As mentioned, Aristotle alluded to this with one word: Justice. We shouldn’t deny a qualified man a job based purely on prejudice because it’s a violation of Justice. It’s also contrary the virtues of Charity, Kindness, Love, and Prudence. Why the latter? Because excluding the qualified can harm the arenas they’re kept out of by reducing their overall competence levels. This damages the wider society, too.
The virtues, however, also don’t just allow for, but actually prescribe, male-only drafts and female exclusion from police and firefighting. They are universally applicable because they are sound principles.
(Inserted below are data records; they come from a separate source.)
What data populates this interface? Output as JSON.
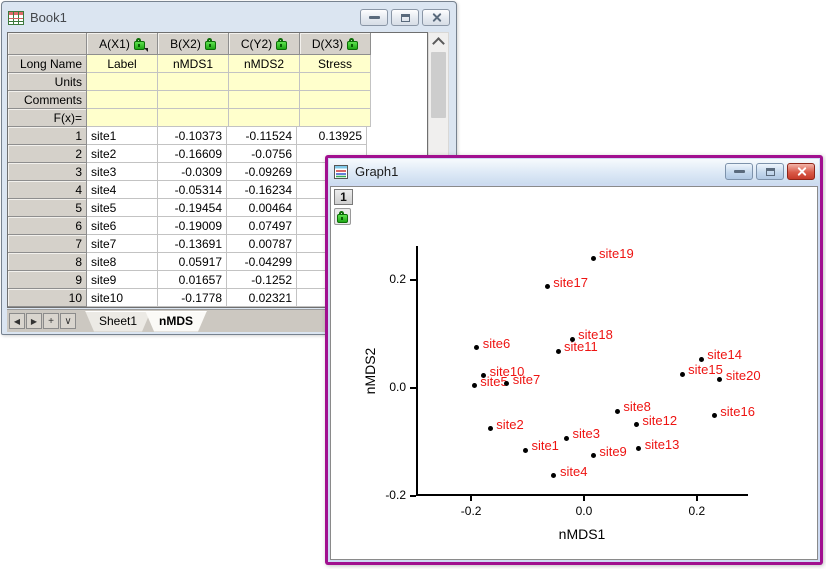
{
  "workbook": {
    "window_title": "Book1",
    "column_headers": [
      {
        "label": "A(X1)",
        "lock": true,
        "dropdown": true
      },
      {
        "label": "B(X2)",
        "lock": true,
        "dropdown": false
      },
      {
        "label": "C(Y2)",
        "lock": true,
        "dropdown": false
      },
      {
        "label": "D(X3)",
        "lock": true,
        "dropdown": false
      }
    ],
    "label_rows": [
      {
        "label": "Long Name",
        "values": [
          "Label",
          "nMDS1",
          "nMDS2",
          "Stress"
        ]
      },
      {
        "label": "Units",
        "values": [
          "",
          "",
          "",
          ""
        ]
      },
      {
        "label": "Comments",
        "values": [
          "",
          "",
          "",
          ""
        ]
      },
      {
        "label": "F(x)=",
        "values": [
          "",
          "",
          "",
          ""
        ]
      }
    ],
    "data_rows": [
      {
        "index": "1",
        "values": [
          "site1",
          "-0.10373",
          "-0.11524",
          "0.13925"
        ]
      },
      {
        "index": "2",
        "values": [
          "site2",
          "-0.16609",
          "-0.0756",
          ""
        ]
      },
      {
        "index": "3",
        "values": [
          "site3",
          "-0.0309",
          "-0.09269",
          ""
        ]
      },
      {
        "index": "4",
        "values": [
          "site4",
          "-0.05314",
          "-0.16234",
          ""
        ]
      },
      {
        "index": "5",
        "values": [
          "site5",
          "-0.19454",
          "0.00464",
          ""
        ]
      },
      {
        "index": "6",
        "values": [
          "site6",
          "-0.19009",
          "0.07497",
          ""
        ]
      },
      {
        "index": "7",
        "values": [
          "site7",
          "-0.13691",
          "0.00787",
          ""
        ]
      },
      {
        "index": "8",
        "values": [
          "site8",
          "0.05917",
          "-0.04299",
          ""
        ]
      },
      {
        "index": "9",
        "values": [
          "site9",
          "0.01657",
          "-0.1252",
          ""
        ]
      },
      {
        "index": "10",
        "values": [
          "site10",
          "-0.1778",
          "0.02321",
          ""
        ]
      }
    ],
    "nav_buttons": [
      "◀",
      "▶",
      "+",
      "∨"
    ],
    "tabs": [
      {
        "label": "Sheet1",
        "active": false
      },
      {
        "label": "nMDS",
        "active": true
      }
    ]
  },
  "graph": {
    "window_title": "Graph1",
    "layer_badge": "1"
  },
  "chart_data": {
    "type": "scatter",
    "title": "",
    "xlabel": "nMDS1",
    "ylabel": "nMDS2",
    "xlim": [
      -0.296,
      0.289
    ],
    "ylim": [
      -0.198,
      0.263
    ],
    "grid": false,
    "xticks": [
      {
        "v": -0.2,
        "label": "-0.2"
      },
      {
        "v": 0.0,
        "label": "0.0"
      },
      {
        "v": 0.2,
        "label": "0.2"
      }
    ],
    "yticks": [
      {
        "v": 0.2,
        "label": "0.2"
      },
      {
        "v": 0.0,
        "label": "0.0"
      },
      {
        "v": -0.2,
        "label": "-0.2"
      }
    ],
    "marker_color": "#000000",
    "label_color": "#ee1412",
    "points": [
      {
        "label": "site1",
        "x": -0.10373,
        "y": -0.11524
      },
      {
        "label": "site2",
        "x": -0.16609,
        "y": -0.0756
      },
      {
        "label": "site3",
        "x": -0.0309,
        "y": -0.09269
      },
      {
        "label": "site4",
        "x": -0.05314,
        "y": -0.16234
      },
      {
        "label": "site5",
        "x": -0.19454,
        "y": 0.00464
      },
      {
        "label": "site6",
        "x": -0.19009,
        "y": 0.07497
      },
      {
        "label": "site7",
        "x": -0.13691,
        "y": 0.00787
      },
      {
        "label": "site8",
        "x": 0.05917,
        "y": -0.04299
      },
      {
        "label": "site9",
        "x": 0.01657,
        "y": -0.1252
      },
      {
        "label": "site10",
        "x": -0.1778,
        "y": 0.02321
      },
      {
        "label": "site11",
        "x": -0.046,
        "y": 0.068
      },
      {
        "label": "site12",
        "x": 0.093,
        "y": -0.068
      },
      {
        "label": "site13",
        "x": 0.097,
        "y": -0.112
      },
      {
        "label": "site14",
        "x": 0.208,
        "y": 0.053
      },
      {
        "label": "site15",
        "x": 0.174,
        "y": 0.026
      },
      {
        "label": "site16",
        "x": 0.231,
        "y": -0.051
      },
      {
        "label": "site17",
        "x": -0.065,
        "y": 0.188
      },
      {
        "label": "site18",
        "x": -0.021,
        "y": 0.09
      },
      {
        "label": "site19",
        "x": 0.016,
        "y": 0.24
      },
      {
        "label": "site20",
        "x": 0.241,
        "y": 0.015
      }
    ]
  },
  "colors": {
    "active_window_border": "#a1108f",
    "lock_green": "#1fa816",
    "point_label_red": "#ee1412",
    "header_label_yellow": "#ffffcc",
    "column_header_gray": "#d5d1ca"
  }
}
They are perfect.
Here are, too, some other things the virtue model wouldn’t allow:
- Boys in girls’ bathrooms and men in women’s sports (“transgenders”).
- Women in formerly men’s institutions (VMI).
- The sexual-devolutionary agenda in schools.
- LGBTQ “rights” and Drag Queen Story Hour.
- Claims that Muslim immigrants can’t be denied entry.
- 1965 immigration act-born demographic upheaval.
- Same-sex “marriage.”
- The Boy Scouts becoming “gender-neutral” scouts.
- Coercing businessmen into servicing homosexual events.
- Satanic “Christmas” displays and countless other trespasses.
- The denying of a multiple-sclerosis patient possibly restorative drug treatment — that he was willing to finance himself — because it would violate the “equal access to medicine” principle.
Equality dogma, however, does, and did, enable the above. For how long will we, indulging insanity, do the same thing over and over again while expecting a different result?